Business & Finance

Once their merger is complete, Northrop Grumman Corp. says it will sell control of rival defense contractor TRW's auto-parts business to the Blackstone Group, a private equity specialist, for $4.1 billion. Northrop Grumman said it would keep a 20 percent stake in TRW Automotive and would use proceeds from the sale to pay down debt.

Conseco Inc., the insurance and financial services giant, announced plans to file for bankruptcy protection. The Carmel, Ind.-based company reported a $1.8 billion third-quarter loss and said it hoped to reach a restructuring deal with creditors on its $6.5 billion debt, most of it stemming from acquisitions in the 1990s.

In the first such large-scale deal in the auto industry, Ford Credit sold $3 billion of its $205 billion vehicle leasing and loan portfolio to the investment bank Bear Stearns, The Financial Times reported. Ford Credit is the world leader in automotive financing, and the deal is designed to bolster the "zero percent" new-car financing program that parent Ford Motor Co. has struggled to fund.
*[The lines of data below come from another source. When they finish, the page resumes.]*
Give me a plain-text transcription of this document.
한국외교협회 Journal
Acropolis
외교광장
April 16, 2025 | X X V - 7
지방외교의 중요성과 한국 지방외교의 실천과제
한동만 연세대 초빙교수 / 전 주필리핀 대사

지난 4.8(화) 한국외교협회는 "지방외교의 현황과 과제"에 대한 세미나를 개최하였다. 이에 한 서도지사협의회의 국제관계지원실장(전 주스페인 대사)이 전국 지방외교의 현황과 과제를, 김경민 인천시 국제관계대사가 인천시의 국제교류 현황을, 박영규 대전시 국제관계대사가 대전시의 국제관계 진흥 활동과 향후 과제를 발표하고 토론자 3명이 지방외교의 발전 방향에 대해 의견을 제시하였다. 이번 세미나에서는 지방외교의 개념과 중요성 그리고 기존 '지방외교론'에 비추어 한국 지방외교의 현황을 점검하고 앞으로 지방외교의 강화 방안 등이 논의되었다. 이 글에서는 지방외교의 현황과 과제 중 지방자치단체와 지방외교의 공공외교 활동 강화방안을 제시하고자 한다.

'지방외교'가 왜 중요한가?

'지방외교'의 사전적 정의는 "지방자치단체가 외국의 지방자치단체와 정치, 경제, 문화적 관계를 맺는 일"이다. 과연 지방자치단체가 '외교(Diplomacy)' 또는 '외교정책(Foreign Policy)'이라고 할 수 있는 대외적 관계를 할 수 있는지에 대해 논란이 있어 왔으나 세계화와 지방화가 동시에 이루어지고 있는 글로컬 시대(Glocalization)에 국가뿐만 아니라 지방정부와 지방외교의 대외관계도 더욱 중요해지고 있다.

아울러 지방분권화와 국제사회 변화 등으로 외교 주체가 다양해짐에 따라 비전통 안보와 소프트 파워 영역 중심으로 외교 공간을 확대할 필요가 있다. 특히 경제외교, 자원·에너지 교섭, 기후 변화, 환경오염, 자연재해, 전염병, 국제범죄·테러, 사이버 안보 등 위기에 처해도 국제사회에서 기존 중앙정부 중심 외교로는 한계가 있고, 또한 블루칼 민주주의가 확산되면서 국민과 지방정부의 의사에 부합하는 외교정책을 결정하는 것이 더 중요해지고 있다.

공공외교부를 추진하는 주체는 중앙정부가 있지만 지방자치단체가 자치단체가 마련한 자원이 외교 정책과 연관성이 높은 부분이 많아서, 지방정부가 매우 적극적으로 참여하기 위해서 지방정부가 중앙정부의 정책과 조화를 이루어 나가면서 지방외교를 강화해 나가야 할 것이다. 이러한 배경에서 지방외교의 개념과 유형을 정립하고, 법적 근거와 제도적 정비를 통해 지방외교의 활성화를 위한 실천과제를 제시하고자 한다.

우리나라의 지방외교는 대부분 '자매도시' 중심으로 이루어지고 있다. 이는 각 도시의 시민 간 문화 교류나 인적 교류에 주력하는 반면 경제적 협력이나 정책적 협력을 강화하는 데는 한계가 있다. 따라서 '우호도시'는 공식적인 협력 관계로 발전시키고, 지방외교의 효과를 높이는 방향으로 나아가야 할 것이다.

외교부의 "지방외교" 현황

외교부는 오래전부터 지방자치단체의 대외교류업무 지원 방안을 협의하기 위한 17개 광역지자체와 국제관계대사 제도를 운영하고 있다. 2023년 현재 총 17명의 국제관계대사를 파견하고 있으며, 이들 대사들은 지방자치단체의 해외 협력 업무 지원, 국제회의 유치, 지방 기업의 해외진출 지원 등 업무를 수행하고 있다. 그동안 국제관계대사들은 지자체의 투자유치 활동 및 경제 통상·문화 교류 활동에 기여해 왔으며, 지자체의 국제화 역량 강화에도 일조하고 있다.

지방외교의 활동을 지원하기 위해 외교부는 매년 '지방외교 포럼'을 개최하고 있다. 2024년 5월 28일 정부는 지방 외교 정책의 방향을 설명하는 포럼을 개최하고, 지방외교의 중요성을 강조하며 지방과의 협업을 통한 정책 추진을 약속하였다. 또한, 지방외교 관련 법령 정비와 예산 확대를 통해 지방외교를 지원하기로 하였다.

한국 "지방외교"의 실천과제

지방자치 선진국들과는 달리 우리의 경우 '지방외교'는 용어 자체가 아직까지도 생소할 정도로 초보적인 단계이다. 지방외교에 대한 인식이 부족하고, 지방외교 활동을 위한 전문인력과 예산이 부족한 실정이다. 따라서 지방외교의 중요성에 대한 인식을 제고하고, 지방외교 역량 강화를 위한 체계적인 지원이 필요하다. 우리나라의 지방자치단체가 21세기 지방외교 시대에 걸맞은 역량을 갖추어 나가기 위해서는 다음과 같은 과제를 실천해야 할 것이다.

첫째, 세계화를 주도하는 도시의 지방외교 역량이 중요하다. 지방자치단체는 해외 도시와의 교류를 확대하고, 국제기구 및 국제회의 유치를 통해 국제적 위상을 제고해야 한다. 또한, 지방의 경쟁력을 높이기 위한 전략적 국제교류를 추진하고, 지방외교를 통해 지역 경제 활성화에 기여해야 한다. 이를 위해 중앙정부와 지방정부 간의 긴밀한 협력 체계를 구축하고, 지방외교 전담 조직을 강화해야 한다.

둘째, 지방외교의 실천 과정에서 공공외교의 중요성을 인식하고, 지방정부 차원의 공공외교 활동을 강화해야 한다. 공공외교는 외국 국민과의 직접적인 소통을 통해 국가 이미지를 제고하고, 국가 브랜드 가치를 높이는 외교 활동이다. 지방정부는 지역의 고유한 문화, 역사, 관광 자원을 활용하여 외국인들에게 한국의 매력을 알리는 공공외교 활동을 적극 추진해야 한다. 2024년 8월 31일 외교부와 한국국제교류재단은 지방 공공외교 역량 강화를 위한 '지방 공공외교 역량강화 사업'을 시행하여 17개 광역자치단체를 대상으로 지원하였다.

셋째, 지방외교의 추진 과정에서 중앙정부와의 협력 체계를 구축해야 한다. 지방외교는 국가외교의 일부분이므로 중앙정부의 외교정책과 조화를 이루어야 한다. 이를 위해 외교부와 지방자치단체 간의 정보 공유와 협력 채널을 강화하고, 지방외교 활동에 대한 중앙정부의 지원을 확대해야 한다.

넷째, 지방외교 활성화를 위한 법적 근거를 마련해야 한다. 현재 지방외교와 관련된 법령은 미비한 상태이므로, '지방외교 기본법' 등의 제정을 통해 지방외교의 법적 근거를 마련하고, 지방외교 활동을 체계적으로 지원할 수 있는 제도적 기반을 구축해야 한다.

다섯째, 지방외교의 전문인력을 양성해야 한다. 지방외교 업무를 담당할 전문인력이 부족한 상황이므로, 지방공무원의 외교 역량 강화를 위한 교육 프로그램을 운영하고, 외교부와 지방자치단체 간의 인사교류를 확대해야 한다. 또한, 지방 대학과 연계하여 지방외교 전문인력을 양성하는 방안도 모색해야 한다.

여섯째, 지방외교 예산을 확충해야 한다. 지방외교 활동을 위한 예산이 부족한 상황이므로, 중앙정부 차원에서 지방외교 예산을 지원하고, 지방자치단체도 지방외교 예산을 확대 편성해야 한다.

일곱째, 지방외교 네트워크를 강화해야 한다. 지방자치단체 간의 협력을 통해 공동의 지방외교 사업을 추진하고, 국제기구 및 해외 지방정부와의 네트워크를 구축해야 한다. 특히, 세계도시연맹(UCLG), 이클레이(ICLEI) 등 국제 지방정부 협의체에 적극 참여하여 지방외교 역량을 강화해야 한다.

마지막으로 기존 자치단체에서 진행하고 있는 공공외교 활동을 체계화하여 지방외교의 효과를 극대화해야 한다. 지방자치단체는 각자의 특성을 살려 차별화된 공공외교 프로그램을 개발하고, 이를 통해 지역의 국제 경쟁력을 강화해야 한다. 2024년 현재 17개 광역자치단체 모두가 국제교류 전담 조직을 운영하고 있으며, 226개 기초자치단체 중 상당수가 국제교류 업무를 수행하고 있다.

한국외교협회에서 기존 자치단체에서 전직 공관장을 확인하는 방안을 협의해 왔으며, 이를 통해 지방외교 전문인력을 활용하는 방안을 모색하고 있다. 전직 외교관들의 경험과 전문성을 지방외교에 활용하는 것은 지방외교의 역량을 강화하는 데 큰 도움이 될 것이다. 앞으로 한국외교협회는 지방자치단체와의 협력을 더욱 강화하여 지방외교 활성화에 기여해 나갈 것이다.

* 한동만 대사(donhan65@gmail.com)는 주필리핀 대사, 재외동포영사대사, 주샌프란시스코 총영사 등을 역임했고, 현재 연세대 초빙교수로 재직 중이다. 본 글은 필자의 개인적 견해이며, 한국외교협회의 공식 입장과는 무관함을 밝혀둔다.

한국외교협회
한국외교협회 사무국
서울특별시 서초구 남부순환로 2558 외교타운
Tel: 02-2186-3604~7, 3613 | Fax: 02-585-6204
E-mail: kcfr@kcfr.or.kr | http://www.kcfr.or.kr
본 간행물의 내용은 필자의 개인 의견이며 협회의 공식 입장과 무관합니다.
In a deal valued at $1.1 billion, Fortum Corp. agreed to sell its oil-exploration and production business to Italian energy giant Eni. The transaction requires the OK of regulators in neighboring Norway and the European Union. Fortum is owned by the government of Finland, but its oil operations are based in Norway and the North Sea.

In layoff news:

• Xerox announced a new round of job cuts affecting more than 2,400 workers. The layoffs will bring the printer/copier company's global workforce to below 68,000. Two years ago, it was 92,500.

• NCR Corp. said it will eliminate 1,500 jobs over the next six months. The Dayton, Ohio-based company provides computer services and makes electronic checkout scanners and automated teller machines.

• Toolmaker Black & Decker announced it will close an assembly plant in Easton, Md., 75 miles from its headquarters in suburban Baltimore, eliminating 1,300 jobs. The plant makes products under the company's DeWalt brand. Its operations will be shifted to Mexico, Brazil, and North Carolina.